Eminent Chinese of the Ch'ing Period/Wang Ch'ung-chien

3672728Eminent Chinese of the Ch'ing Period, Volume 2 — Wang Ch'ung-chienFang Chao-ying

WANG Ch'ung-chien 王崇簡 (T. 敬哉), Dec. 10, 1602–1678, Dec. 30, official, was a native of Wan-p'ing (Peking). He became a chin-shih in 1643 at the last of the civil service examinations held under the Ming dynasty. When Peking fell to the Manchus in the following year he moved his family to Kiangnan. Returning to the capital in 1645, he submitted to the new regime and in the ensuing year was made a bachelor in the Kuo-shih yüan 國史院. He became sub-chancellor of the Kuo-shih yuan in 1656 and his son, Wang Hsi [q. v.], was made sub-chancellor of the Hung-wên yüan 弘文院 in the following year—a rare coincidence in Chinese officialdom. In 1658 he became president of the Board of Ceremonies. Retiring in 1661, he spent the rest of his life in quiet seclusion, often making pleasure trips to the Western Hills outside the walls of Peking. His son built for him the famous "Garden of Felicity", or I-yüan 怡園, which was located in the southwestern part of Peking, outside the gate popularly known as Shun-chih Mên, in the street called Shêng-chiang hu-t'ung 繩匠胡同. This garden, planned by Chang Jan [q. v.], was a favorite topic for contemporary poets. He was canonized as Wên-chên 文貞. His literary collection, entitled 青箱堂集 Ch'ing-hsiang tang chi, printed in 1676 and reprinted in 1689, contains 33 chüan of verse, 12 chüan of essays, and 1 chüan consisting of an autobiographical nien-p'u. Two collections of miscellaneous notes, entitled to 冬夜箋記 Tung-yeh chien-chi and 談助 T'an-chu, attributed to Wang Ch'ung-chien, appear in the collectanea, 說鈴 Shuo-ling, published (1702–05) by Wu Chên-fang (see under Ku Yen-wu). But since the first of these two works contains a passage about the destruction of the tomb of Wei Chung-hsien [q. v.] in 1701, it is evidently not entirely from Wang's hand.
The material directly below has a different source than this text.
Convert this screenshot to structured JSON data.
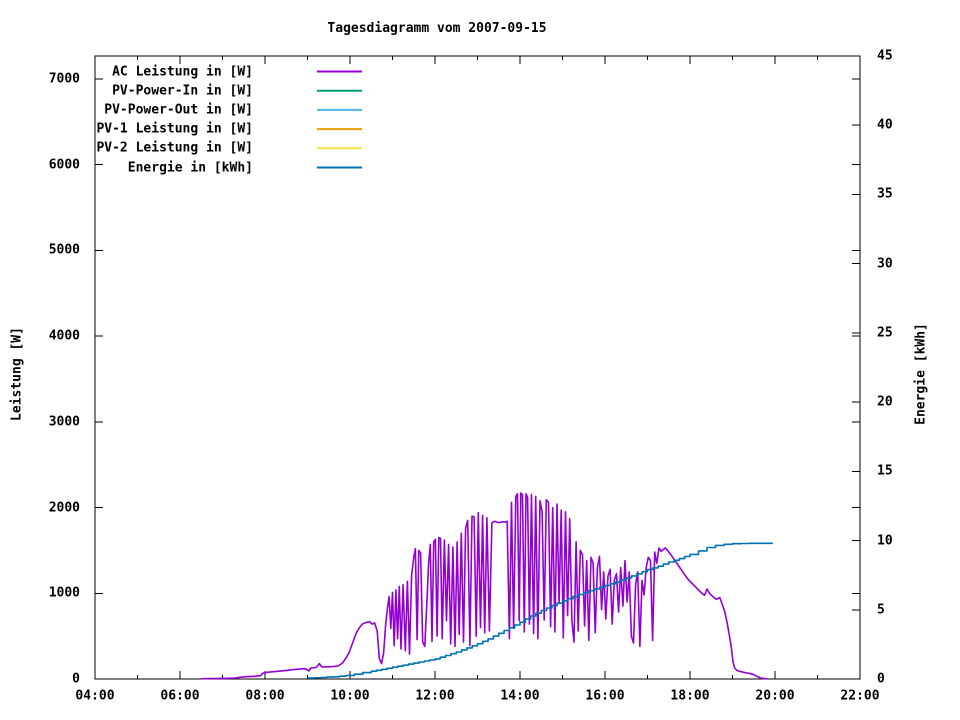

Wang Ch'ung-chien had six sons. The eldest, Wang Hsi, was a Grand Secretary. The third, Wang Jan 王然 (b. 1647), rose from magistrate to governor of Chekiang (1706–1709, Jan.). The fourth, Wang Chao 王照 (1650–1693), served as salt intendant of Yunnan (1687–92). The fifth, Wang Yen 王燕 (T. 子喜, H. 个庵, 1652–1708), held the following posts: prefect of Chin-kiang, Kiangsu (1685–92); provincial judge of Kiangsu (1692–94); financial commissioner of Hupeh (1694–98); and governor of Kweichow (1698–1703). One daughter of Wang Ch'ung-chien married Mi Han-wên (see under Mi Wan-chung), and another married Sun Tao-lin 孫道林, a son of Sun Ch'êng-tsê [q. v.].

Four generations of this family were represented in the Hanlin Academy. They were, aside from Wang Ch'ung-chien himself: his son, Wang Hsi; his grandson, Wang K'o-hung 王克弘 (T. 能四, H. 龍四, chin-shih of 1721); and his great-grandson, Wang Ching-tsêng 王景曾 (T. 岵瞻, 霽巖, H. 枚孫, b. 1682, chin-shih of 1700). The last-mentioned rose to be a vice-president of the Board of Ceremonies (1723–25).

[4/9/1a; 27/1/8a; Ch'ing-hsiang t'ang chi (1689 ed.); Nien-p'u of Wang Hsi.]